A Danville City Council committee is endorsing a proposal to spend just over $1.7 million dollars to study about twenty-percent of the city’s sanitary sewer lines. City Engineer Sam Cole says it would be the first phase of a program designed to alleviate overflows and back-ups in basements…
{AUDIO: ‘’We will be cleaning and televising those lines to basically just maintain them, and inspect for the condition of the lines. We’ll also be smoke testing to look for illegal connections like downspouts, cracked lines, storm sewers – things that would let ground water and storm water into the system. That’s probably the biggest cause of our sewer back-ups during rain events. It’s from water that’s not suppose to be in there.’’}
Cole adds phase one will target some areas where sanitary sewer problems sometimes occur….
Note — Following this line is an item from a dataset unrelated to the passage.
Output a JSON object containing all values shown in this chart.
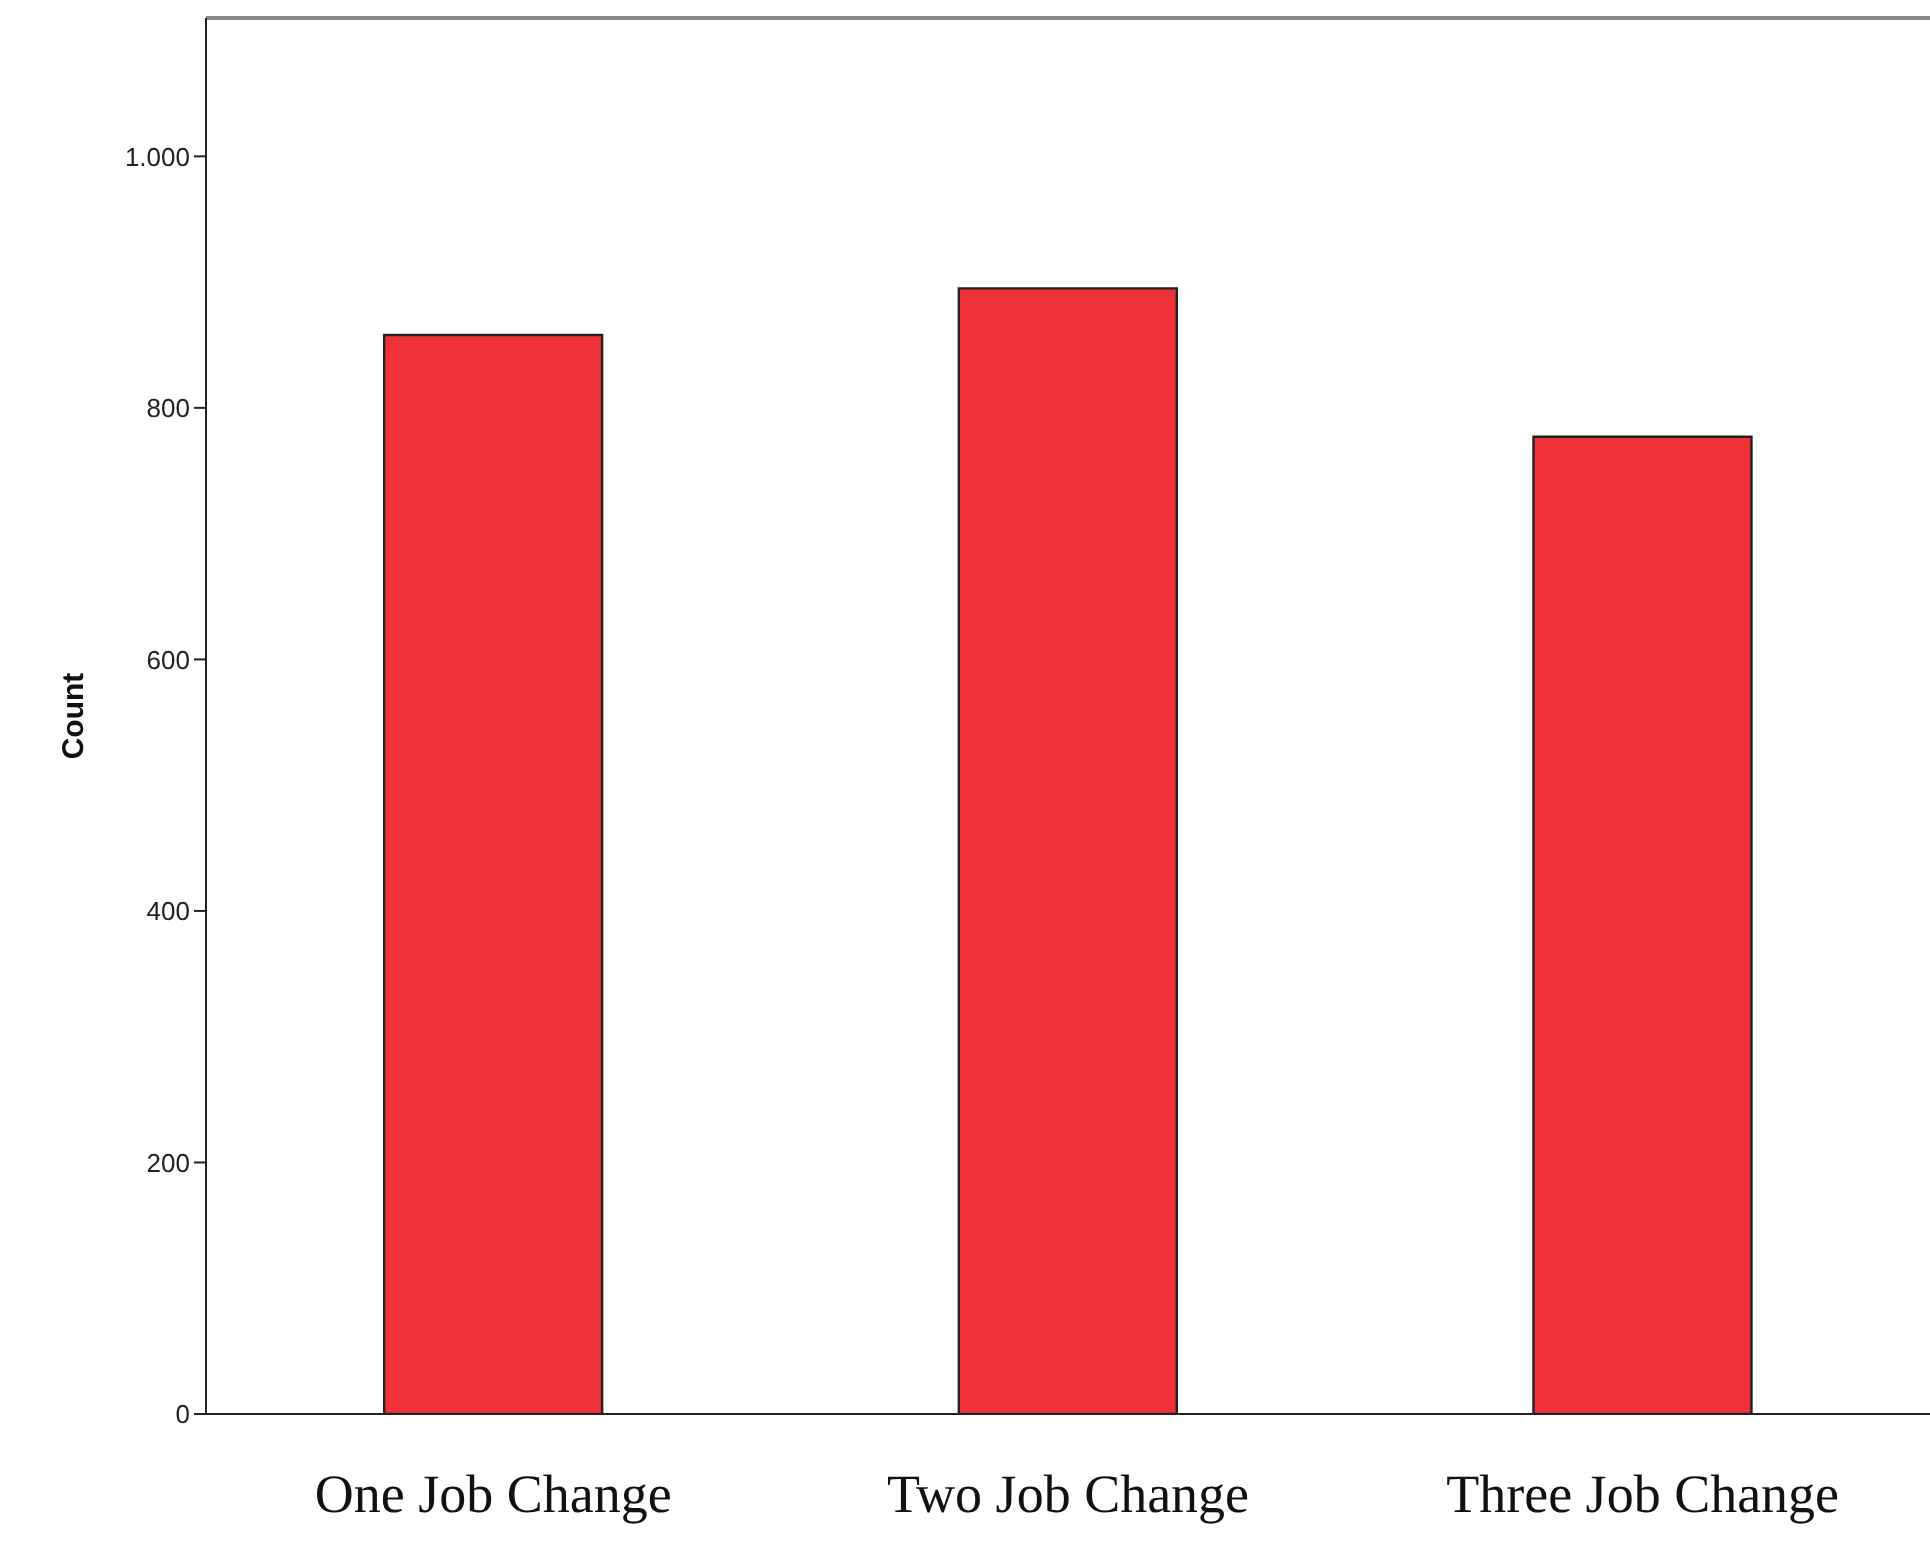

{AUDIO: ‘’The areas will be South Danville, the Heights, the area around and north of the current Carle at the Riverfront development, Eastgate Drive. There’s an area north of Winter Avenue and kind of east of Jackson. There’s a lot of basement back-ups in that area. And there’s also a large area over by Northeast School.’’}
Cole told the Public Works Committee of the Danville City Council that over the next ten years it is hoped sanitary sewer lines over the entire city can be studied. He also says using a lining process where repairs are needed on sewer lines is only about 20-percent of the cost of digging it up to replace it.